- Born: 27 September 1809 Baltimore, Maryland
- Died: 23 February 1879 (aged 69) Baltimore, Maryland
- Occupation: Author

= Brantz Mayer =

American author, lawyer, and historian

Brantz Mayer (September 27, 1809 – February 23, 1879) was an American writer, lawyer, and historian. In 1844, he founded the Maryland Historical Society, which is today the oldest cultural institution in the U.S. state of Maryland.

==Early life==
Brantz Mayer was born in 1809 in Baltimore, Maryland, to Christian Mayer and Anna Katherina Baum Mayer. His father, Christian, had emigrated from Germany to the United States in 1784 along with a friend, Lewis Brantz. The two formed a business partnership that would last for decades, trading as far away as with the East Indies and Mexico.

Christian Mayer's first son was lawyer Charles F. Mayer. He named his second son, Brantz, after his friend and business partner. Childless himself, Lewis Brantz would eventually name the younger Mayer as his heir.

== Education and career ==
After graduating from St. Mary's Seminary in Baltimore, Brantz Mayer sailed for the East, visiting Java, Sumatra, and China, and returned in 1828. He studied law during this long voyage, and on his return home entered law school and was admitted to the bar in 1829. He practiced law from 1832 until 1841, when he was appointed secretary of legation to Mexico, where he remained a year, and on his return edited for a short time the Baltimore American newspaper. Brantz Mayer was again secretary of the United States legation to Mexico in 1842 and 1843.

When he returned home after his 1843 visit, he published his first work, Mexico as it Was, and as it Is (Philadelphia, 1844), which was accused of unfairness and gave rise to animated controversy. In the winter of 1844, Mayer founded the Maryland Historical Society, the original object of which was “the collecting the scattered materials of the early history of the state, and for other collateral purposes.” In 1857, he was elected a member of the American Antiquarian Society.

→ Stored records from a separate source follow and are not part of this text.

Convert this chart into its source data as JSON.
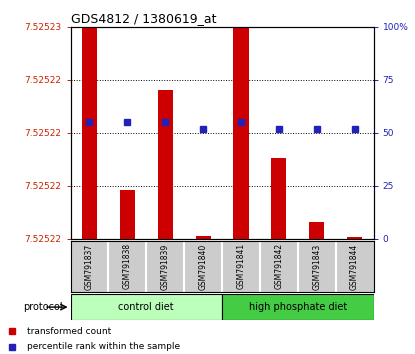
{
  "title": "GDS4812 / 1380619_at",
  "samples": [
    "GSM791837",
    "GSM791838",
    "GSM791839",
    "GSM791840",
    "GSM791841",
    "GSM791842",
    "GSM791843",
    "GSM791844"
  ],
  "bar_heights_norm": [
    1.0,
    0.23,
    0.7,
    0.015,
    1.0,
    0.38,
    0.08,
    0.01
  ],
  "blue_pct_vals": [
    55,
    55,
    55,
    52,
    55,
    52,
    52,
    52
  ],
  "ytick_pos": [
    0.0,
    0.25,
    0.5,
    0.75,
    1.0
  ],
  "ytick_labels_L": [
    "7.52522",
    "7.52522",
    "7.52522",
    "7.52522",
    "7.52523"
  ],
  "ytick_labels_R": [
    "0",
    "25",
    "50",
    "75",
    "100%"
  ],
  "bar_color": "#cc0000",
  "blue_color": "#2222bb",
  "left_axis_color": "#cc2200",
  "right_axis_color": "#2222bb",
  "ctrl_color": "#bbffbb",
  "hp_color": "#44cc44",
  "grid_vals": [
    0.25,
    0.5,
    0.75
  ],
  "tick_label_fontsize": 6.5,
  "title_fontsize": 9,
  "bar_width": 0.4
}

During the American Civil War, Mayer was an active Unionist, and in 1861 was appointed president of the Maryland Union State general committee, and did much to aid the Union cause. In 1867, he was appointed a paymaster in the United States army, a post which he resigned in 1875. He contributed to the Maryland Historical Society the Journal of Charles Carroll of Carrollton during his Mission to Canada, and Tah-gah-jute, or Logan and Captain Michael Cresap.

== Personal life ==
On September 27, 1835, Mayer married Mary Griswold, and they had five daughters. Mayer remarried to Cornelia Poor, they had three daughters together.

He died on February 23, 1879, at the age of sixty-nine.

==Works==

Among his works are:

- Mexico as it was and as it is (1844; 3d ed., 1847) completed book at Wikisource.
- History of the War between Mexico and the United States (1848)
- Mexico, Aztec, Spanish, and Republican (1852)
- Calvert and Penn, or the Growth of Civil and Religious Liberty in the United States (1852)
- Captain Canot, or Twenty Years of an African Slaver (1854)
- Observations on Mexican History and Archaeology in Smithsonian Contributions (1857)
- Mexican Antiquities (1858)
- Baltimore: Past and Present. With Biographical Sketches of Its Representative Men (1871)
- Journal of Charles Carroll of Carrollton During his Visit to Canada in 1776, As One of the Commissioners from Congress; With A Memoir and Notes.(1845 & 1876)

==Family==
His nephew Francis Blackwell Mayer was a noted artist. Another nephew, Alfred M. Mayer, brother of Francis, was a noted physicist. His grandniece, Mary van Kleeck, was a social worker and radical labor activist.